What is meant by ‘divine eros’? According to the book, “Divine eros refers to a particular quality, a particular energy, a particular way of experiencing the nature of our consciousness. At the same time, it is a way of experiencing, feeling, and knowing our consciousness that becomes significant for being open to the depth of our nature. (…) So if we want to be ourselves completely—to know our nature at its depth and be fully in the world—this requires being alive and being in touch with that energy. And that brings the erotic into love. In other words, to be able to experience divine eros, we need the purity of love, the ground of lovingness and goodness, the experience of the presence of love, plus this scintillating, erupting, explosive quality that has an energy to it. Such energetic dynamic love can be very, very fine—like very gentle bubbles or a gentle vibration—or it can be explosive. This love has an erotic quality to it, and we can feel it draw us toward the divine, toward the truth, toward our inner nature. We can have the experience of desiring to penetrate the mystery, to know the spirit. A deep understanding of reality can follow from such a realization of desire. We can see that dualism arises when we are separated from our nature, for it is then that we experience the desire to fill ourselves. We believe there is something external that we need to have, and we deeply believe that we don’t have that something. However, with the energy of desire, when we feel it as the blissful wanting of another—but with a sense a sufficiency, not from lack—we don’t feel the same kind of otherness we do when we have a dualistic perspective. We feel that the other is arising from same ground as we are. There is a sharing of a blissful communion, and that communion is a recognition that both of you are one reality.”

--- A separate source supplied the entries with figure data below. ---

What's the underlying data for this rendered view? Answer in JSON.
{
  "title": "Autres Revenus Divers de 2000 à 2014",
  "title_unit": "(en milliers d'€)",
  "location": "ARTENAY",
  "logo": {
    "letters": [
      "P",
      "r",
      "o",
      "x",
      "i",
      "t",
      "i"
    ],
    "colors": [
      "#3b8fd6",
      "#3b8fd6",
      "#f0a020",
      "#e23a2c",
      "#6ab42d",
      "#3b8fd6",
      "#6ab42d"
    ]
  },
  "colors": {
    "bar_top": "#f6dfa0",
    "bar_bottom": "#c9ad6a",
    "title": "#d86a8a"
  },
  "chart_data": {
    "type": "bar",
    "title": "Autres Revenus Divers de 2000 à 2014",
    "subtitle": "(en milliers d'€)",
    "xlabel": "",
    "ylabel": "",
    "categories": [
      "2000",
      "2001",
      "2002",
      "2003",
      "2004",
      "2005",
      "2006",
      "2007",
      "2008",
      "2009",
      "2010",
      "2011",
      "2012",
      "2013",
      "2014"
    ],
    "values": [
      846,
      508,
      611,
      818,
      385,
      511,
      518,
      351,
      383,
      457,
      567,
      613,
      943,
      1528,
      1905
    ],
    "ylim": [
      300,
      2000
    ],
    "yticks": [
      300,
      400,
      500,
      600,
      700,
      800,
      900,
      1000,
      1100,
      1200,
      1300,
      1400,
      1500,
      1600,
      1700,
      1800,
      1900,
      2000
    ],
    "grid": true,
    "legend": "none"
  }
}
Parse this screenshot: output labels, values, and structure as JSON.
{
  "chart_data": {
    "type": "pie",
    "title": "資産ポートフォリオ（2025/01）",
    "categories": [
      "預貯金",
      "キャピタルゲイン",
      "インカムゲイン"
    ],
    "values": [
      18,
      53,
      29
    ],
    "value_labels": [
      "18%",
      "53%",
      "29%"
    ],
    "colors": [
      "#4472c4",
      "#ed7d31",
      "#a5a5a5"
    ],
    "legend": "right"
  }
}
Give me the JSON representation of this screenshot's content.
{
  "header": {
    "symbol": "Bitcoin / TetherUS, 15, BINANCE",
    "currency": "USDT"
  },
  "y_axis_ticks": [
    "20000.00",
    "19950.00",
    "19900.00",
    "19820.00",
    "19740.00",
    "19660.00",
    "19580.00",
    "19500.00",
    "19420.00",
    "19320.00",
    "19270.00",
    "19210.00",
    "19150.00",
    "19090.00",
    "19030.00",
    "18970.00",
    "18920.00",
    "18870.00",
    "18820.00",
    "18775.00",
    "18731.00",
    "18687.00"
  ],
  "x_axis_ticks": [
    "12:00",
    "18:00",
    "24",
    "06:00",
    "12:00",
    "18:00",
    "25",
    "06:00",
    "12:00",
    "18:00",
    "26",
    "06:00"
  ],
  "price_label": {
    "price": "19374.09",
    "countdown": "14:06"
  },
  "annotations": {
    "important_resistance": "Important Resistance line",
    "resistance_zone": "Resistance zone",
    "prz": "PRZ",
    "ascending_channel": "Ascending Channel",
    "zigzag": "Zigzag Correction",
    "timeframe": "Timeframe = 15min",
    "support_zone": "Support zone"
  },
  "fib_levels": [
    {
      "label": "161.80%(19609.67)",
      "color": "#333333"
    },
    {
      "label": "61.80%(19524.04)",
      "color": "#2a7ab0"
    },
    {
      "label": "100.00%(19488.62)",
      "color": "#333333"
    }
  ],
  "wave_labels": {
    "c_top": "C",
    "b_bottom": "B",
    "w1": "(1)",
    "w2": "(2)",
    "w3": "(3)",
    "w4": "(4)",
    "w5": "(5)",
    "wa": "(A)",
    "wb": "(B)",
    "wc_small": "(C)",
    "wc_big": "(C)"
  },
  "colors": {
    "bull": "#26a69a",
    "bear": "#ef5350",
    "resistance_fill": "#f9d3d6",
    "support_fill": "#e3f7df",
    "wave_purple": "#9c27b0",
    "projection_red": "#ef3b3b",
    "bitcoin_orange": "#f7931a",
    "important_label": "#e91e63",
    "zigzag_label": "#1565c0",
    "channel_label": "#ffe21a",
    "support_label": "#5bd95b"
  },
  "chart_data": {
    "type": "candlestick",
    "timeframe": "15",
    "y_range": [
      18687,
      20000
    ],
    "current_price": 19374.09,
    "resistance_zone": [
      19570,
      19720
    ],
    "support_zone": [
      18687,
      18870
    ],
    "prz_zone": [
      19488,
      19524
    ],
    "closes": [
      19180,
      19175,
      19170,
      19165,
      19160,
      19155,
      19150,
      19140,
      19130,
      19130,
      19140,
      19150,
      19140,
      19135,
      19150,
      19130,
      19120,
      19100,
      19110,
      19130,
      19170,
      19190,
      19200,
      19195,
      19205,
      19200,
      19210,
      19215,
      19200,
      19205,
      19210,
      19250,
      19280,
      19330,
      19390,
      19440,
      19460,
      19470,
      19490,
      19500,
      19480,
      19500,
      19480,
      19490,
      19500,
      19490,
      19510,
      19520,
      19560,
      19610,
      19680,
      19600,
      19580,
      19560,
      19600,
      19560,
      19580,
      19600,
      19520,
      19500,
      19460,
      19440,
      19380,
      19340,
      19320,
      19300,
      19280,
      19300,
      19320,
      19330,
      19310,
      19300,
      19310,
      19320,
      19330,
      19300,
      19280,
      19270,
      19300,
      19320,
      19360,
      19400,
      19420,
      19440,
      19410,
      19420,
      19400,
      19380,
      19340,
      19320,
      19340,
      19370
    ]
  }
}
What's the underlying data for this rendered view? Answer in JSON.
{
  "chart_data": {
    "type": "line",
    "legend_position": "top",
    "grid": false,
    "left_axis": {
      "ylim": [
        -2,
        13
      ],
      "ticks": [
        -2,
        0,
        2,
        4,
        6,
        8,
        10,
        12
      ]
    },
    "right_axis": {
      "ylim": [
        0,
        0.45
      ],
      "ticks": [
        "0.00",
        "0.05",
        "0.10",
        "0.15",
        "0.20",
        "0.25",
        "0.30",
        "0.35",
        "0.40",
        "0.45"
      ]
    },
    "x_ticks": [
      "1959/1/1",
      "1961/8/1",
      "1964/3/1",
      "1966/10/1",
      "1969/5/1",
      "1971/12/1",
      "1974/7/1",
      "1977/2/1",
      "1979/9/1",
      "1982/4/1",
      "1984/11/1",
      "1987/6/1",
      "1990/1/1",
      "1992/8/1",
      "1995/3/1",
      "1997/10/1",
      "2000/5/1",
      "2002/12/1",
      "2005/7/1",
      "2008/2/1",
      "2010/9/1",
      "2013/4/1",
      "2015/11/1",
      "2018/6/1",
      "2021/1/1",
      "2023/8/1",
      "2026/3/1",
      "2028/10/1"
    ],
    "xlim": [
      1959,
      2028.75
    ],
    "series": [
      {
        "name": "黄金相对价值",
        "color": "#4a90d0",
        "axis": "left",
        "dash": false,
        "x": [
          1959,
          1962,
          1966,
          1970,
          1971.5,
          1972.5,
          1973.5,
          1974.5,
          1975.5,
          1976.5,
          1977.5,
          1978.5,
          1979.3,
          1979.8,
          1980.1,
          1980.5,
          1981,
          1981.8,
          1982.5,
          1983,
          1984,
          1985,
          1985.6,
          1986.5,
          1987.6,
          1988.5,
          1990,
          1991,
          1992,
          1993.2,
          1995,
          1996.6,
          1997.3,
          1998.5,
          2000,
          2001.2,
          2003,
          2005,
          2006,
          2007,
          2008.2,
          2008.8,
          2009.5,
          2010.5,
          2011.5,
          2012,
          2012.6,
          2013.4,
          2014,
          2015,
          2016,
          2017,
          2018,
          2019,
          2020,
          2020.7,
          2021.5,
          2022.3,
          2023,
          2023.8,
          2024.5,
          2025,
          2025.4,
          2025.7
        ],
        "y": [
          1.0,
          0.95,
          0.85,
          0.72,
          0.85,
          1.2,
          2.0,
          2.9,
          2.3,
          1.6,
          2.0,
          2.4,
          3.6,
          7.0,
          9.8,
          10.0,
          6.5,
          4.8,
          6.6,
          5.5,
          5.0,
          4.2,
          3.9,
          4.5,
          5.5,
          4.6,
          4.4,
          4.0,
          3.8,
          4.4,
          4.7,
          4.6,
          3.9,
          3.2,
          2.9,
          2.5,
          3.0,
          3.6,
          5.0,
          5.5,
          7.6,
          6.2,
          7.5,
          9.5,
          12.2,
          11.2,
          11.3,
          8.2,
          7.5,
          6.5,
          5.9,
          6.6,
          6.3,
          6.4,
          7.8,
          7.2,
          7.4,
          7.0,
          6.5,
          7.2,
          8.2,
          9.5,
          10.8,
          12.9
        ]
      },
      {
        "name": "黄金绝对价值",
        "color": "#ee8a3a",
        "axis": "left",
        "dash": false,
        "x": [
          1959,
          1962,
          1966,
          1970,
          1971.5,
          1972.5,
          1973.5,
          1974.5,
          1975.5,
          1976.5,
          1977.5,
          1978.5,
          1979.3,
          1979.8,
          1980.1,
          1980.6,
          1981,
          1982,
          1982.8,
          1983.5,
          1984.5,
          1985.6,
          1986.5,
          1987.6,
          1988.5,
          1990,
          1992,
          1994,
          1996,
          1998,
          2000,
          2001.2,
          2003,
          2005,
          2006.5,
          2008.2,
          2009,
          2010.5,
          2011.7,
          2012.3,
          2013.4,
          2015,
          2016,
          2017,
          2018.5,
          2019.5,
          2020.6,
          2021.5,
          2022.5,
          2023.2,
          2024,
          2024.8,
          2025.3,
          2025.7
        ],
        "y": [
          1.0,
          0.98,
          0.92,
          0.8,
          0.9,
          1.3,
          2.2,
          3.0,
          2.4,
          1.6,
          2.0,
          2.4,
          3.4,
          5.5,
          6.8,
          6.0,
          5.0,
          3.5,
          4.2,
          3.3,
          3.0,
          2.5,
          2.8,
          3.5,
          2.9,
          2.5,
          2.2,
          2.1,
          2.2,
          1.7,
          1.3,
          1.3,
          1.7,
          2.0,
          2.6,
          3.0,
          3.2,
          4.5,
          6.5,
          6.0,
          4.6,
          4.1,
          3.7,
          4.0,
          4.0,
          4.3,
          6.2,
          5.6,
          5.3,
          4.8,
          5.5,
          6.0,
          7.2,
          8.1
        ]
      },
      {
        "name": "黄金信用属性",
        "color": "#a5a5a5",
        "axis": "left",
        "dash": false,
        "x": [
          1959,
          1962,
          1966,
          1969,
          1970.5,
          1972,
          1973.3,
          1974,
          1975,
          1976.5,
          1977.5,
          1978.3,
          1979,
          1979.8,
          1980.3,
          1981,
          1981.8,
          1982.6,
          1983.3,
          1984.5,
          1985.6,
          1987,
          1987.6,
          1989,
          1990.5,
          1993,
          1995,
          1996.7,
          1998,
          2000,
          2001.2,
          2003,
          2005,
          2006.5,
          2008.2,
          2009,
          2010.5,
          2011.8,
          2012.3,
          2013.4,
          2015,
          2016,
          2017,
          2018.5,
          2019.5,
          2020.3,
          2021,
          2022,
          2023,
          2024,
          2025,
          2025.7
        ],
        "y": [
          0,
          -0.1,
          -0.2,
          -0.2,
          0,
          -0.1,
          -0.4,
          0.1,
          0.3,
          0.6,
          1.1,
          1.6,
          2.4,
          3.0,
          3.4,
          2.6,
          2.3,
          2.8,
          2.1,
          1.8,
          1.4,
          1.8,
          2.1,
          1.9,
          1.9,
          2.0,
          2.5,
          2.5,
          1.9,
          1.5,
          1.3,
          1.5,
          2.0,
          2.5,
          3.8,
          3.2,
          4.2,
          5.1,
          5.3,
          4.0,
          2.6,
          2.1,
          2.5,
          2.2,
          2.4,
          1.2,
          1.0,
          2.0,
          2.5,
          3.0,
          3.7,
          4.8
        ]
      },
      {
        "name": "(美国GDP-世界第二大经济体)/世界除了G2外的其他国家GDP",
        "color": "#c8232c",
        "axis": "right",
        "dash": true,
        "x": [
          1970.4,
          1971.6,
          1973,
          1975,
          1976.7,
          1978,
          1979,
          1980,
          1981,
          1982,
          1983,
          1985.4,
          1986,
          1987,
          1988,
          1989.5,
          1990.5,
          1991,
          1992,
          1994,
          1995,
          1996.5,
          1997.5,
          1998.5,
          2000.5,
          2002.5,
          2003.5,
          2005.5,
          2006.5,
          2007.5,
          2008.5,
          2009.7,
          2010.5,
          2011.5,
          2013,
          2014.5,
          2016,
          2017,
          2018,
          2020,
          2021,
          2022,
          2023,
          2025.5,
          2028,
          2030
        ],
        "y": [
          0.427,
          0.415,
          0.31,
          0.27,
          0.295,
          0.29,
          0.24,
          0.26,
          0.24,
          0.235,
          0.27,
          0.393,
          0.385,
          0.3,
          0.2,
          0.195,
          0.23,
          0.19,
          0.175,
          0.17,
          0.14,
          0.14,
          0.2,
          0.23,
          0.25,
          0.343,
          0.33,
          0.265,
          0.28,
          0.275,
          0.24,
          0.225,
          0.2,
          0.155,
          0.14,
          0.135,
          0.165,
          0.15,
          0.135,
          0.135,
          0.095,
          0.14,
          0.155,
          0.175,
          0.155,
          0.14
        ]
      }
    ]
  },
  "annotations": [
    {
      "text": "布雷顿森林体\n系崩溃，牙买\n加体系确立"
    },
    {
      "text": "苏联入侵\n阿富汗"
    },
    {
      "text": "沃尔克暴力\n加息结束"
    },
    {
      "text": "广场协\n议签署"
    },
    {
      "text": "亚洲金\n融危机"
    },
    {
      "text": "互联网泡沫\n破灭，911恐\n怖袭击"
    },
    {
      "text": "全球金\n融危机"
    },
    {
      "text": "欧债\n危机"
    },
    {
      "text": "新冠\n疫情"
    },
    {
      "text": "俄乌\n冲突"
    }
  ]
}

Through guided exercises, the authors invite you to connect to the pure energy behind their desire. When we allow ourselves to fully experience our wanting, and we trust that the wanting itself has the intelligence to reveal the pure energy of desire that underlies it, we get a taste of what it’s like to feel love and desire as a unified force. Being in the world in a way that does not separate us from spirit, while also feeling the pleasure of our energy, our erotic nature, our aliveness and love, makes life complete. We want to experience our humanness, but we don’t want to divide ourselves to do it. We want to know more about both the spiritual and the worldly reality and how the two interrelate, because they are naturally a part of what it means to be human.

In the words of Johnson and Almaas: “Any spiritual work involves the element of love, whether explicitly or implicitly. What we want to explore is how the energy and quality of love explicitly open the door to reality and to our deeper nature. The portal is there for every human being to open; each of us can be fully real and alive in all our interactions. And the erotic, as it is felt and experienced in the body, is a part of that openness, whether it becomes sexual or not. For many reasons, eros has become separated from the pure and the holy, and as a result, it is usually relegated to the domain of the gross and unrefined. But eros is the energy of the divine. As such, it is always divine and pure.”